Agnes MacPhail was probably the best-known member, serving for a number of years as honorary president. In the West, Violet McNaughton, a journalist and ardent supporter of the concerns of both women and farmers, played a key role in promoting the organization and in uniting other groups concerned with peace and Disarmament.
In Canada the league was involved in promoting peace education and conducting campaigns for disarmament and against militarism in general. The protest against cadet training in the schools was one of its most persistent campaigns. WILPF also conducted a study into school textbooks, which, members felt, glorified war and paid insufficient attention to the values of cooperation and harmony.

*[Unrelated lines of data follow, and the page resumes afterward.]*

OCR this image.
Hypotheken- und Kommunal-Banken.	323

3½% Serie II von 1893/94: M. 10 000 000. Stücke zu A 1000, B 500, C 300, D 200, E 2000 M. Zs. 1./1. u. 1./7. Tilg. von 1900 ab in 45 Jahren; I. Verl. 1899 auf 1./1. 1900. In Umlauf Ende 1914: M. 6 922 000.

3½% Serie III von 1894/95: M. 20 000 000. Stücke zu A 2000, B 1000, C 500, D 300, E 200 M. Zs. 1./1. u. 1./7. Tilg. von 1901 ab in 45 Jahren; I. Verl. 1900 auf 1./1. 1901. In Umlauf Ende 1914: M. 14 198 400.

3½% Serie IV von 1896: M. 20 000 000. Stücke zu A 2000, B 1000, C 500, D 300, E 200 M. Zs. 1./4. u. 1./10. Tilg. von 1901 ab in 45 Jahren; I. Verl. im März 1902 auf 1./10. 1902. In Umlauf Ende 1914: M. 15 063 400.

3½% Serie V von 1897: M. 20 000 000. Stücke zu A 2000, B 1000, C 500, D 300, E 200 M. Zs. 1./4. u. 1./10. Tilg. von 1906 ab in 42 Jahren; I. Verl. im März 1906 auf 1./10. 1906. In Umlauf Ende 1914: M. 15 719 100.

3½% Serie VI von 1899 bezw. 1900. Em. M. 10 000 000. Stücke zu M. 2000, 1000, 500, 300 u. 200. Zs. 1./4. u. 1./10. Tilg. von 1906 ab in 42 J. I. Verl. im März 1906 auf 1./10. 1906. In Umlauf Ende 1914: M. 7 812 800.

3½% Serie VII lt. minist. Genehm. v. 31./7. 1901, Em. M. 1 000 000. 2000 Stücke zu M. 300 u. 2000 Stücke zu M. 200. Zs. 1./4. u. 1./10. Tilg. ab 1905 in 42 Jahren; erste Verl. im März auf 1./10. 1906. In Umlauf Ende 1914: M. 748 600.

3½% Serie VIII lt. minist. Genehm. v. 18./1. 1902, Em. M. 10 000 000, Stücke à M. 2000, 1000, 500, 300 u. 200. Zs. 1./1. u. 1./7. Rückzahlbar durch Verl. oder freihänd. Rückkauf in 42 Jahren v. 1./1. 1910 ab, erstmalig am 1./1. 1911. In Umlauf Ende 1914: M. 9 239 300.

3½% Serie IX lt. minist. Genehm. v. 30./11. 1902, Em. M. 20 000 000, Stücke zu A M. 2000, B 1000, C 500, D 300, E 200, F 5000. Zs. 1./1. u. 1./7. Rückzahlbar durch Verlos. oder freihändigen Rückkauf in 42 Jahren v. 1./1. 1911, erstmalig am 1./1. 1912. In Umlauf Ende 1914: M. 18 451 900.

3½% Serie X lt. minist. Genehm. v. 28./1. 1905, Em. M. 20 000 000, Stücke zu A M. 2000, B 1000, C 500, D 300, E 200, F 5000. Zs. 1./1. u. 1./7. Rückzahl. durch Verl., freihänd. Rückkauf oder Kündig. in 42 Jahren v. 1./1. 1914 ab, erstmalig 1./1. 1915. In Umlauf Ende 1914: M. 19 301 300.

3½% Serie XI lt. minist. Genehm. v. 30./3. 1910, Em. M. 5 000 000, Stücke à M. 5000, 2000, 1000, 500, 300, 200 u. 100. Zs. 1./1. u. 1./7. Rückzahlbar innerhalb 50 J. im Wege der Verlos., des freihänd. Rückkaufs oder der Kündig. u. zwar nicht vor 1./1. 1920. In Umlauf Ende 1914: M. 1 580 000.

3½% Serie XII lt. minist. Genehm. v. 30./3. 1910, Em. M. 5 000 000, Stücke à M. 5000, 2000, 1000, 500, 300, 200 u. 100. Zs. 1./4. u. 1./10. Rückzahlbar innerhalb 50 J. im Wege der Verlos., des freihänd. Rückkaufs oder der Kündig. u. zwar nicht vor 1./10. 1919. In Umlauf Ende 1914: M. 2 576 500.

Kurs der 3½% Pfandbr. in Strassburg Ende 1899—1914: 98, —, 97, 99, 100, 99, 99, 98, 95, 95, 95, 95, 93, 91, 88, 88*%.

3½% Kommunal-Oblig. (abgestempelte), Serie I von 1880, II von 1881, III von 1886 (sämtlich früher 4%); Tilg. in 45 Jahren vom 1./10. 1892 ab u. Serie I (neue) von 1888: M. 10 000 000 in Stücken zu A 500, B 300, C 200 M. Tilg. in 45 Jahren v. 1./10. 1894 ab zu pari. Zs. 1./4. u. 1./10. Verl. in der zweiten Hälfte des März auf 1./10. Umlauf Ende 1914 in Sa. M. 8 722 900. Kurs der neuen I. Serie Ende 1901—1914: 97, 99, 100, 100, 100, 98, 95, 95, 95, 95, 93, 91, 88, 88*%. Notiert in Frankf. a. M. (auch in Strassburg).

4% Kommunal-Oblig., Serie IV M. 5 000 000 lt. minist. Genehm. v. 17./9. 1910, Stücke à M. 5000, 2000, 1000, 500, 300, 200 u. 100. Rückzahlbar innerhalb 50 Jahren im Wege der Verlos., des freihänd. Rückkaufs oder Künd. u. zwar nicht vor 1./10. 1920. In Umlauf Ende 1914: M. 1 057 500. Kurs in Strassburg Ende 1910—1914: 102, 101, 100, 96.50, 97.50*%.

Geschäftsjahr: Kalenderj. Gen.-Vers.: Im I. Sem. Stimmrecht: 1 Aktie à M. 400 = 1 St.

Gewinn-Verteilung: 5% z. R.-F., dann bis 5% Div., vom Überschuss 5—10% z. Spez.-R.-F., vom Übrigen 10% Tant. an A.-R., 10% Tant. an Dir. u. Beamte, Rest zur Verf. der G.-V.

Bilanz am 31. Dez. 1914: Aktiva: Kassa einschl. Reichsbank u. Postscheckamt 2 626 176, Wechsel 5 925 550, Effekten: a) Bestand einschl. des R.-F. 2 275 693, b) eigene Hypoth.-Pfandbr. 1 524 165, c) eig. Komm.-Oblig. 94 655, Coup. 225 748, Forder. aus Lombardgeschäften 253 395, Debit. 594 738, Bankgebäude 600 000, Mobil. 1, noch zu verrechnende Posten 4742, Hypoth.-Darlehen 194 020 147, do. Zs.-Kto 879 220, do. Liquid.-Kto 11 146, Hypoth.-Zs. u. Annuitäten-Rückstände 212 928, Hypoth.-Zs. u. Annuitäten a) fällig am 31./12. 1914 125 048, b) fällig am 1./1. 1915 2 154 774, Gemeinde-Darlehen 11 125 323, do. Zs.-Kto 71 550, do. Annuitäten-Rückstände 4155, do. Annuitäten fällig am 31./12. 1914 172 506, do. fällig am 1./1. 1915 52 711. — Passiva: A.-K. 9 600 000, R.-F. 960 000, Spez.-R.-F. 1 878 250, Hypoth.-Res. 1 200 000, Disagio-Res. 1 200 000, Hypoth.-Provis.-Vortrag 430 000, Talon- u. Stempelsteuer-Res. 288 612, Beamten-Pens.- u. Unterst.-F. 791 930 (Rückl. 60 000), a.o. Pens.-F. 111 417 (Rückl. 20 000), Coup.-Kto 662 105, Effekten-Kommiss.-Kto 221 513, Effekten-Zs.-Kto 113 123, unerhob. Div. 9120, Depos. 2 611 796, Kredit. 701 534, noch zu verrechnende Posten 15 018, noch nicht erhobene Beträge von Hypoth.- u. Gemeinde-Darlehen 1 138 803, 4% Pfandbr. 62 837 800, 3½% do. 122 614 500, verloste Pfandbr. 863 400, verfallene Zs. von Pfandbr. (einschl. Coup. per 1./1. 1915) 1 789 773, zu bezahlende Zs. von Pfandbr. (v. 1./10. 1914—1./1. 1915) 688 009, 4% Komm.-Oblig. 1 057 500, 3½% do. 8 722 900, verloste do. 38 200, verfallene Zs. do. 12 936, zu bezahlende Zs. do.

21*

In 1931 the international body initiated a petition campaign for universal disarmament; 491 000 signatures were collected in Canada. Just before and during WWII, the Toronto branch worked to help Refugees settle and learn English. But the league declined during the 1940s and 1950s, in part because of renewed militarism and fear engendered by WWII and the subsequent Cold War. Only the Vancouver branch remained after the mid-1950s, but with a greatly reduced membership, and it too was dismantled.
However, in the late 1970s a branch was formed in Ottawa, and later the Vancouver branch re-emerged and membership across the country began to grow. In 1993 the Ottawa Branch published The Canadian Women's Budget, which compares the federal government's expenditures for social programs and services and the national defence budget. It proposes an alternative approach to security that requires a restructuring of government priorities and policies that reflects the need of women and that benefits all of society. The Canadian Women's Budget maintains that the best way to ensure security, both inside Canada and throughout the world, is to provide for basic human needs rather than through military expenditures.
The WILPF continues to be active in women's, peace and social justice issues. It was active in the protests against the Gulf War, and continues to collect signatures for a comprehensive test ban treaty. Through its newsletter, The WILPF News, it outlines its activities in Canada and internationally, and analyzes various social and political events in the world.
The WILPF is a member of the National Action Committee on the Status of Women (NAC) and is on the steering committee of the Canadian Peace Alliance (CPA).